Lo esquivé y me fui por la acera, ignorando los rostros inmutables de los gendarmes que moraban por la calzada. Miraba al frente, pero en realidad tenía la mirada en otra parte. Eludí a un vendedor ambulante que venía con mucho entusiasmo. Seguí avanzando, pero mi sentido común me decía que estaba manejando peligrosamente.
A medida que mi cabeza se enfocaba en ese asunto, mis piernas pedaleaban aún más. No fui consciente del probable escenario desastroso de aquella acción temeraria. La imprudencia me iba a pasar factura.
En la desembocadura de la calzada, un motocarro giró a contramano y me agarró de improviso. Ya no pude controlar la bicicleta y el miedo tomó el manubrio. Acto seguido, impacté con la puerta de la carrocería y terminé desparramado en el pavimento, salvándome de morir aplastado por un neumático. La bicicleta terminó bastante lejos y el chófer, con una abolladura en la puerta, se dio a la fuga.
—¡Aghgggggh! —Me quejé de una excoriación en el antebrazo y el dolor me quitó el habla—. Glenda, pide ayuda —dije con el último aliento.

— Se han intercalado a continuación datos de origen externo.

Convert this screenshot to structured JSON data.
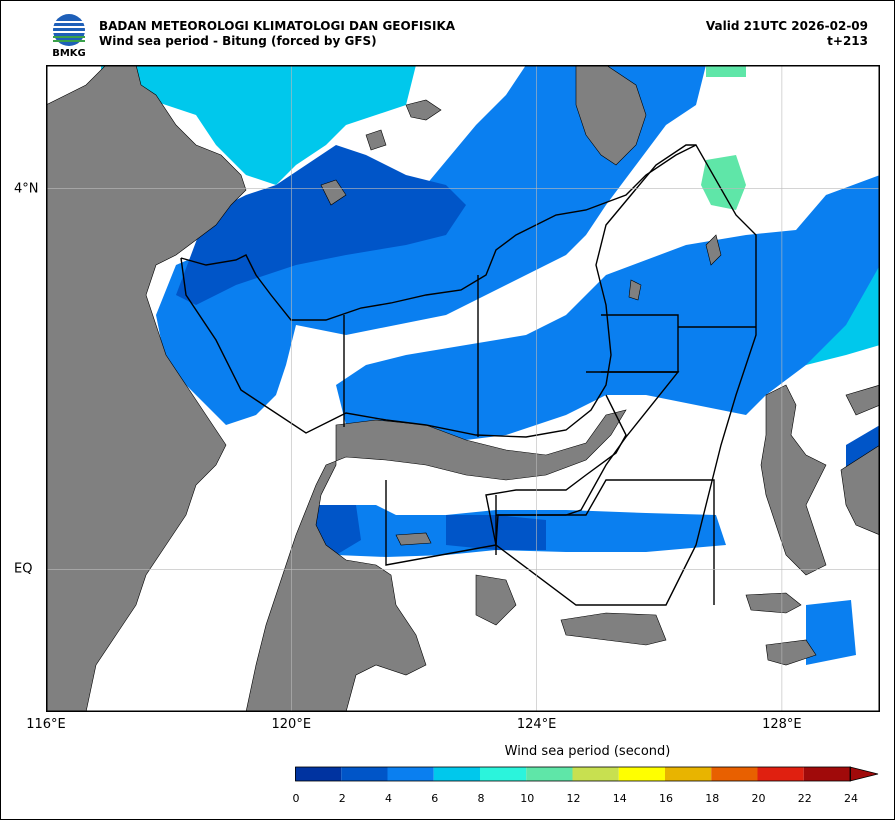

—Yamil, aguanta —dijo Glenda y llamó—. ¡Emergencias! ¡Ha ocurrido un accidente! ¡Necesito una ambulancia con urgencia!
Con el dolor aplastando mi temple, me lamentaba y reprochaba por mi accionar. “¡Sufrir un accidente no estaba programado!”. En ese instante, vi como Íngrid se desvanecía. Me sentía más roto por dentro. La asistencia médica llegó y lo que pasó después, fue un recuerdo difuso.
Antes de que mi cuerpo maltrecho llegara a un hospital de tercer nivel, sentí que estaba a poco de recibir la extremaunción. Hasta la fecha, jamás había sufrido un accidente de esas dimensiones. Asimismo, la cama del hospital parecía mi lecho de muerte. Le tenía pavor al color blanco, pero el personal médico que me atendió coadyuvó para romper mi escalera al cielo y las buenas noticias fueron un aliciente. Esperé el alta con un cabestrillo, pero yo sentía que me había escapado del féretro.